Which industries are being hit?

The agencies list energy, communications, the defence industrial base, healthcare, financial services, defence, and state and local government. In plain terms: the systems ordinary people rely on to keep the lights on, the money moving and the hospitals running.

The UK's National Cyber Security Centre put it directly. Centre 16 "has been seen hunting for vulnerable routers by scanning the internet for devices that still use default or weak" SNMP credentials, the NCSC said, and has also gone after "well-known vulnerabilities relating to Cisco devices" and web portals.

What should network owners do now?

The advisory is unusually specific. Upgrade to SNMPv3, the modern version that actually encrypts its traffic. Turn off Cisco Smart Install if you are not using it. Set strong, unique passwords on every device. Block SNMP and TFTP at the edge of the network so the outside world cannot talk to them. Patch firmware. Replace kit the vendor no longer supports.

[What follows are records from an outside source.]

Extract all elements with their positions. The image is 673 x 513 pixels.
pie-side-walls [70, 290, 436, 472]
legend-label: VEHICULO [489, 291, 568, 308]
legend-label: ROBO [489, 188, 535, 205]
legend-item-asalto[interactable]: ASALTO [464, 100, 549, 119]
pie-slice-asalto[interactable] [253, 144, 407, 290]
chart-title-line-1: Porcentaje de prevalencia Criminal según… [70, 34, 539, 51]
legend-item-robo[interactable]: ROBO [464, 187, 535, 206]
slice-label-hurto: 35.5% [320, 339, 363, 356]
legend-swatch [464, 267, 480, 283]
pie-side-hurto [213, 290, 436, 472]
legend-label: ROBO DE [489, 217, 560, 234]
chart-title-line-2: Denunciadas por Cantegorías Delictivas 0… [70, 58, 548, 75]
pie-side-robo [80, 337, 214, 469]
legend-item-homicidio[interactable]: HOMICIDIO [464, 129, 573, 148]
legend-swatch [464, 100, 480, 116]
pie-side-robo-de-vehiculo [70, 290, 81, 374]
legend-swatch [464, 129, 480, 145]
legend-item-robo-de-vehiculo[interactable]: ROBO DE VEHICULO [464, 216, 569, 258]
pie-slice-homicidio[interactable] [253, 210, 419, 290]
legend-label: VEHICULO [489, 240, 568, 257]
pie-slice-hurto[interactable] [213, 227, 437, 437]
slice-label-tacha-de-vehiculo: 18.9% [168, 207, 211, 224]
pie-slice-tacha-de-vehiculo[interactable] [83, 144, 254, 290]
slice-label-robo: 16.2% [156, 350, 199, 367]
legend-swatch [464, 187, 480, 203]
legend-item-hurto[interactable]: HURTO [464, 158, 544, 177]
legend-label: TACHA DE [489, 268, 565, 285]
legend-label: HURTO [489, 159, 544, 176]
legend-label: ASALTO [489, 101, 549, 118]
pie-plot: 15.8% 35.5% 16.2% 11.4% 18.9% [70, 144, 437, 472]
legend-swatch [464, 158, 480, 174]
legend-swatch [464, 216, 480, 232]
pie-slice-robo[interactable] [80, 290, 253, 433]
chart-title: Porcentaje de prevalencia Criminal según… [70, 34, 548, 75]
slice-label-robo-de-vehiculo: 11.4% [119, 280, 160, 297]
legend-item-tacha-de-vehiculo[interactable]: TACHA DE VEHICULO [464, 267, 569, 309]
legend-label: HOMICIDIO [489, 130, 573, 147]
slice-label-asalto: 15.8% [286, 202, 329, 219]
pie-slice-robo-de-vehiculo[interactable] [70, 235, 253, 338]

The warning lands days after a separate cleanup operation. In December 2025, the FBI, the US Department of Justice, the Polish government and several private companies dismantled a campaign called FrostArmada, run by a different Russian group, APT28, tied to military intelligence unit 26165. That crew had infected 18,000 MikroTik and TP-Link home and small-office routers across 120 countries, quietly redirecting Microsoft 365 login traffic to steal usernames, passwords and OAuth tokens (the digital keys apps use to stay signed in). A court order let the FBI reach into the routers and undo the damage.

For ordinary users of home routers: check that your router is not running firmware years out of date, change the admin password from whatever the box shipped with, and if your internet provider supplied the device, ask them when it was last updated.